Beyond the common manifestations of the unpatriotic vice of idiocy, we note here the elite manifestation, all the more vicious for masquerading as a virtue. Cosmopolitanism is the delusion that one’s membership in a larger community (“humanity” or “the world”) overrides one’s membership in the particular nation or country to which one is indebted. It is a self-flattering term for a certain kind of idiot. As Tocqueville points out, the post-Christian, democratic mind is overwhelmed when it tries to raise its eyes from the narrow circle of the individual and his small concerns, and rather than settling on something that stands between the individual and the general, slips from the one to the other, missing entirely the local, regional, and national communities as proper objects of love. In many of its adherents, cosmopolitanism is doubly idiotic, in being an example of useful idiocy. Those who call themselves “cosmopolitan” rarely do anything to serve “the whole” or “humanity”; rather, in the noble name of such causes, they tend to serve a part (our postnational ruling class, staffing the highest positions in government, finance, business, and academia) rather than the relevant whole (their own nation, considered as a whole). Rule by the few for the sake of their class interest, rather than the advantage of the whole, is the classical definition of oligarchy. “Cosmopolitanism” is one mask worn by the oligarchs who rule all bien-pensant Western nations. (“Our democracy” is another—but that’s a story for another day.)
I end with John Adams’s prediction for how Americans would celebrate their independence.
I am apt to believe that it will be celebrated, by succeeding Generations, as the great anniversary Festival.
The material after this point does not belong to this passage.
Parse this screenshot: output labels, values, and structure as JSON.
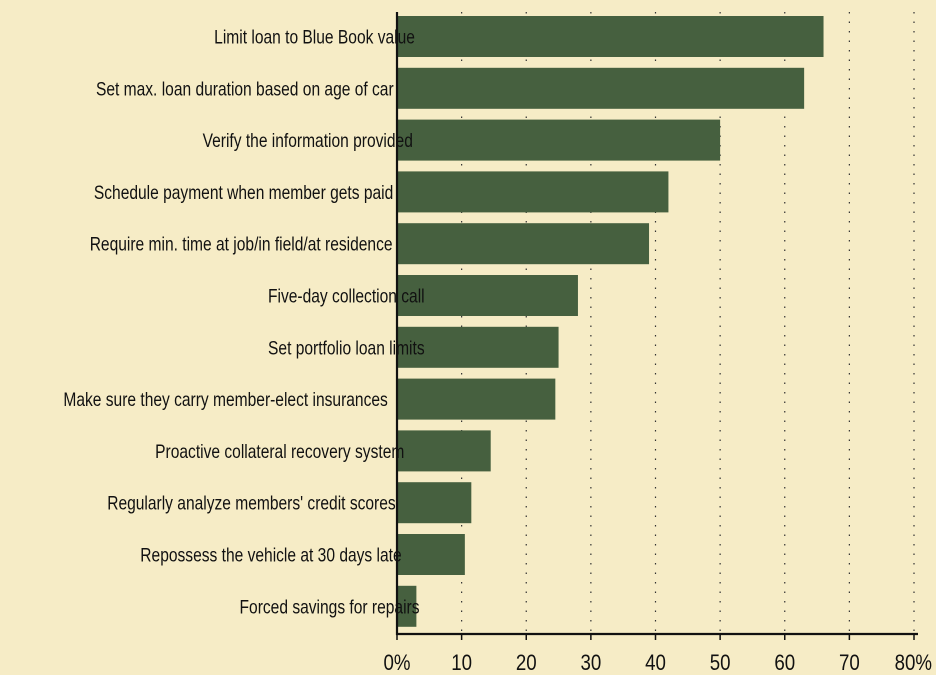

It ought to be commemorated, as the Day of Deliverance by solemn Acts of Devotion to God Almighty. It ought to be solemnized with Pomp and Parade, with Shews, Games, Sports, Guns, Bells, Bonfires and Illuminations from one End of this Continent to the other from this Time forward forever more.
John Adams calls us to celebrate our country by prayer, parades, and pyrotechnics. I’m with Adams—and so is my town.
Happy Fourth!
This is absolutely brilliant. One of the VERY" BEST articles I have ever read about the virtue of patriotism - thank you, PostModern Conservative.... GREAT
Any thought on Anthony Appiah's concept of a rooted cosmopolitan?